Photo de groupe au début des années 90. J'avais oublié ce détail, mais je porte une cravate...
Ma fascination pour cette entreprise remonte-t-elle à ce moment précis ? Si la précision millimétrique de l'assemblage des coffrets avait de quoi impressionner, je n'ai jamais ressenti que cette perfection était une obsession pour quiconque. À l'issue de chaque conversation, même d'ordre technique, il était avant tout question de restitution du signal, de la musique. Avec le recul, je me dis que cette entreprise a pu se développer autour d'un groupe soudé autour de cette idée.

15 ans plus tard... autre photo de groupe rassemblant deux tiers des effectifs.

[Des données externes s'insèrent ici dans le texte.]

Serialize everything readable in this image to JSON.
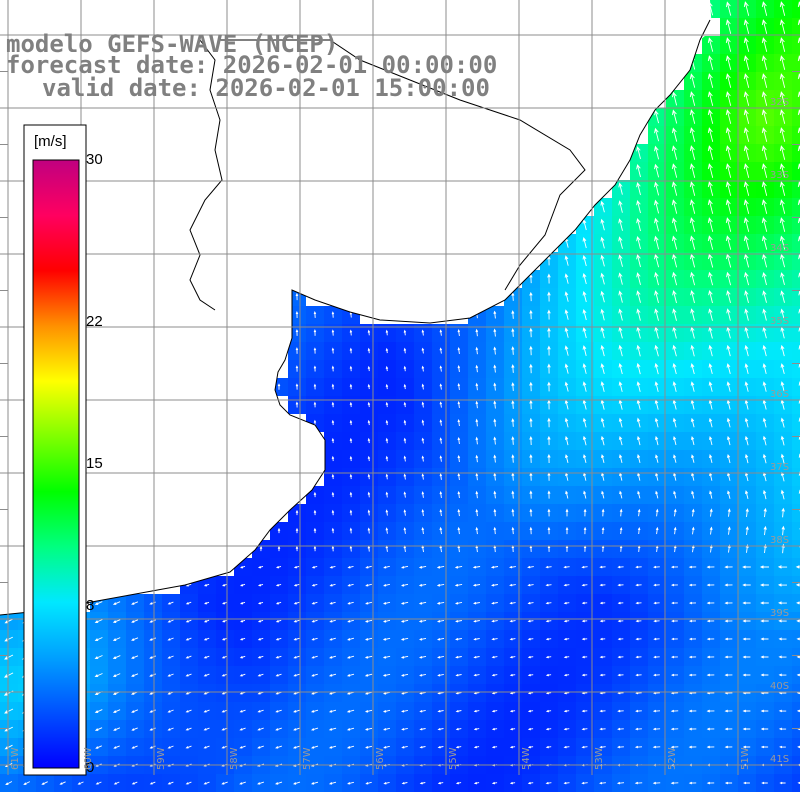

Comme bien des légendes industrielles, les débuts de d&b n'ont eu pour seul cadre qu'un garage. En ce lieu exigu, deux musiciens amateurs ont compris que le son émis par des enceintes, aussi puissantes fussent-elles, n'était pas forcément le même que celui qui les alimentait. Convaincus que l'utilisation de haut-parleurs toujours plus grands et puissants ne leur permettrait pas de relever les défis électro-acoustiques les plus exigeants, ils ont commencé à emprunter une nouvelle voie en matière de technologie de restitution du signal sonore. Mais attention : nous avons ici affaire à deux utopistes nourris de l'expérience pratique. Jürgen Daubert, par exemple, a passé sa jeunesse à jongler avec des transistors, à développer des amplificateurs toujours plus efficaces, et à mettre au point, parallèlement à ses études, un nouveau type d'électronique d'amplification. Son compère, Rolf Belz, « l'oreille » du binôme, avait aiguisé sa sensibilité musicale à l'écoute de toutes sortes de musique et d'expériences sonores. C'est ainsi qu'il a parfaitement étalonné ses deux précieux instruments de mesure : ses oreilles.

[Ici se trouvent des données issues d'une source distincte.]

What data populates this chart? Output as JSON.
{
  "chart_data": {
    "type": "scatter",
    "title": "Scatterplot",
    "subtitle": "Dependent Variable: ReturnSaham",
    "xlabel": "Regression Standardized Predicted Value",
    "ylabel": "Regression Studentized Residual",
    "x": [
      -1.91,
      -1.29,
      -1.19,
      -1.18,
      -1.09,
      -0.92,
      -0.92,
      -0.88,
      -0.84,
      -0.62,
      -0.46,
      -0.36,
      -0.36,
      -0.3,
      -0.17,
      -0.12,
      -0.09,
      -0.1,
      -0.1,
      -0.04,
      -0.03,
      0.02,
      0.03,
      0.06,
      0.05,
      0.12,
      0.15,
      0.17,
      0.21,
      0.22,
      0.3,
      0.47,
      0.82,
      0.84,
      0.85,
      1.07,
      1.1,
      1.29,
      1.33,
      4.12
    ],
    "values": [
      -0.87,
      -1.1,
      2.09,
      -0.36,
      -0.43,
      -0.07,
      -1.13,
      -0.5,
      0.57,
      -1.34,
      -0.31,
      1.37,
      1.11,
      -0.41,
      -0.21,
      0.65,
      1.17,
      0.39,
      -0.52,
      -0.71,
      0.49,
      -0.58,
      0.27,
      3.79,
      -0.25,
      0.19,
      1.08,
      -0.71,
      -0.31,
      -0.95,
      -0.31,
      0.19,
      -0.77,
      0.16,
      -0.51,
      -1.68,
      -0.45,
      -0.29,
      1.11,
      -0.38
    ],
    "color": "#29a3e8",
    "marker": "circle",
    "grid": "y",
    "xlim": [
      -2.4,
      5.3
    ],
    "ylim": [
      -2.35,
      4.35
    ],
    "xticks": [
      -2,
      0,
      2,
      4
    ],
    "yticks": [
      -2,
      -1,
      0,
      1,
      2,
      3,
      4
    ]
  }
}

Le duo est devenu trio avec l'arrivée de Werner "Vier" Bayer. Précédé d'une belle réputation de magicien de la table de mixage, Werner estimait qu'on manquait alors de bons systèmes sonores.

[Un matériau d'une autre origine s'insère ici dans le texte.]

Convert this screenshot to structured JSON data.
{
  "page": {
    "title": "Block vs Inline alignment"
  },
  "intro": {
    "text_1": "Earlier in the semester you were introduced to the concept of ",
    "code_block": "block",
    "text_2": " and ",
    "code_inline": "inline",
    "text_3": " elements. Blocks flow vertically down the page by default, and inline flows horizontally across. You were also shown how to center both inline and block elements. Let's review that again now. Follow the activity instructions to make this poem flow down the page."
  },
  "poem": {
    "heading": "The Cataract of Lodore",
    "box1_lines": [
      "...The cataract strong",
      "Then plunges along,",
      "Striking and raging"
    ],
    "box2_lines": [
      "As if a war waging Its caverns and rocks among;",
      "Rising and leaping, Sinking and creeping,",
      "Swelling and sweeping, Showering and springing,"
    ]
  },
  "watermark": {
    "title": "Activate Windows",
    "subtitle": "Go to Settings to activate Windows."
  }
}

Des bretzels, du beurre... on n'est pas en Allemagne pour rien (Andy Mietling du R&D)
C'était au début des années 80. La mode "punk" déferlait sur l'Allemagne, sur fond de retour d'une pop plus minimaliste. Pendant ce temps, à Korb, un paisible village proche de Stuttgart, les premiers prototypes envoyaient leurs premiers décibels. Avec l'apparition de systèmes de sonorisation contrôlés électroniquement, la légende était en marche. Malgré une dispersion apparente (optimisation des haut-parleurs, fréquences de coupure, prise en main d'une console de mixage), toutes les idées, les expériences et les composants développés ont été regroupés pour former un tout indissociable : le système d&b.
Le courage déployé pour concevoir des systèmes intégrés a vite été récompensé : les produits de la manufacture de Korb ont été accueillis avec des oreilles attentives. Malgré tout le charme du petit garage, il a vite fallu le quitter, au profit d'un ancien atelier de menuiserie. d&b s'était dotée d'une zone de production, d'une capacité de stockage accrue et d'une équipe aux effectifs en hausse constante.

Avec le sens de l'organisation que cela suppose... (Iris Mann, Marc Philipp).